果たしてどれほどのアメリカ人が、いや我々日本人でさえも、この瞬間を予見し得ただろうか。15日、米マーリンズのイチロー外野手がパドレス戦で2安打。日米通算安打を4257本とし、ピート・ローズの4256安打を抜いて安打数の世界新記録を樹立した。これでイチローは名実ともに世界最高の安打王になると同時に、あの王貞治、長嶋茂雄をも凌ぐ日本球史最高のプレイヤーとなった。

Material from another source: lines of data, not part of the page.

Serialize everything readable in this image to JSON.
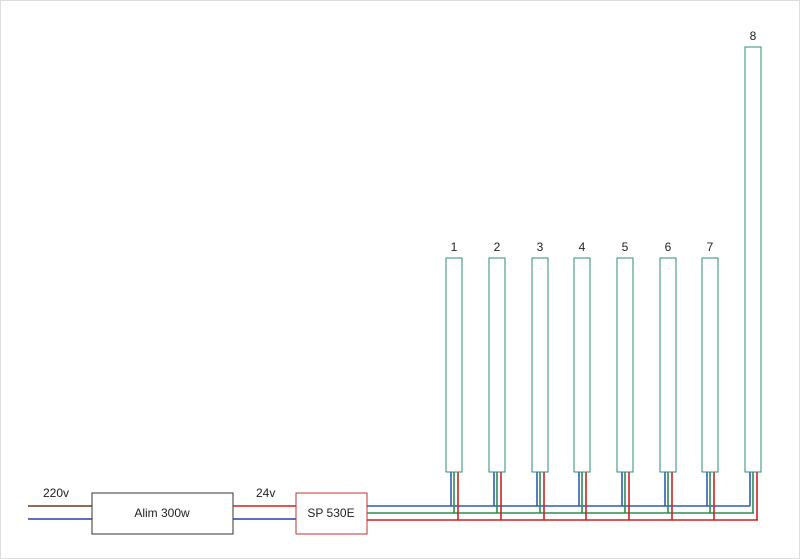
{
  "input": {
    "label": "220v",
    "wire_colors": [
      "#6b3a1e",
      "#2b3fae"
    ]
  },
  "power_supply": {
    "label": "Alim 300w",
    "border_color": "#333333"
  },
  "output": {
    "label": "24v",
    "wire_colors": [
      "#cc2222",
      "#2b3fae"
    ]
  },
  "controller": {
    "label": "SP 530E",
    "border_color": "#c03030"
  },
  "bus_colors": {
    "blue": "#2b5fae",
    "green": "#2e8b57",
    "red": "#cc2222"
  },
  "strip_border_color": "#2e8b7a",
  "strips": [
    {
      "label": "1"
    },
    {
      "label": "2"
    },
    {
      "label": "3"
    },
    {
      "label": "4"
    },
    {
      "label": "5"
    },
    {
      "label": "6"
    },
    {
      "label": "7"
    },
    {
      "label": "8"
    }
  ]
}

しかし俺は、それが今一つピンと来ないのだ。王貞治、そして長嶋茂雄。1981年生まれの俺は、当然実際にピッチでプレーをする彼らを観たことがない。俺が知っているのは、後世に数多の野球人によって語られた”神格化”された王・長嶋である。そして彼らの現役時代を知らない俺でさえ、いや知らない俺だからこそ、王・長嶋は日本球界における”神”である、そう刷り込まれ疑いなくそれを受け入れた。そんな”神”と呼ばれし存在を、少なくとも彼らよりは身近な存在として幼い頃から観ていた”人間”イチローが並び追い越す。それについて、俺はどうしても認識の補正が追いつかないのである。
イチローが歴史として称えられ”神格化”されるのは10年後か、あるいは20年後だろうか。我々が見ているのはまさにその元年、後々語り継がれるであろう歴史的瞬間である。しかしいざ目の当たりにした時、これほどまでに実感が湧かないものであろうか。歴史の目撃者は、目の前のそれを歴史だとは思わない。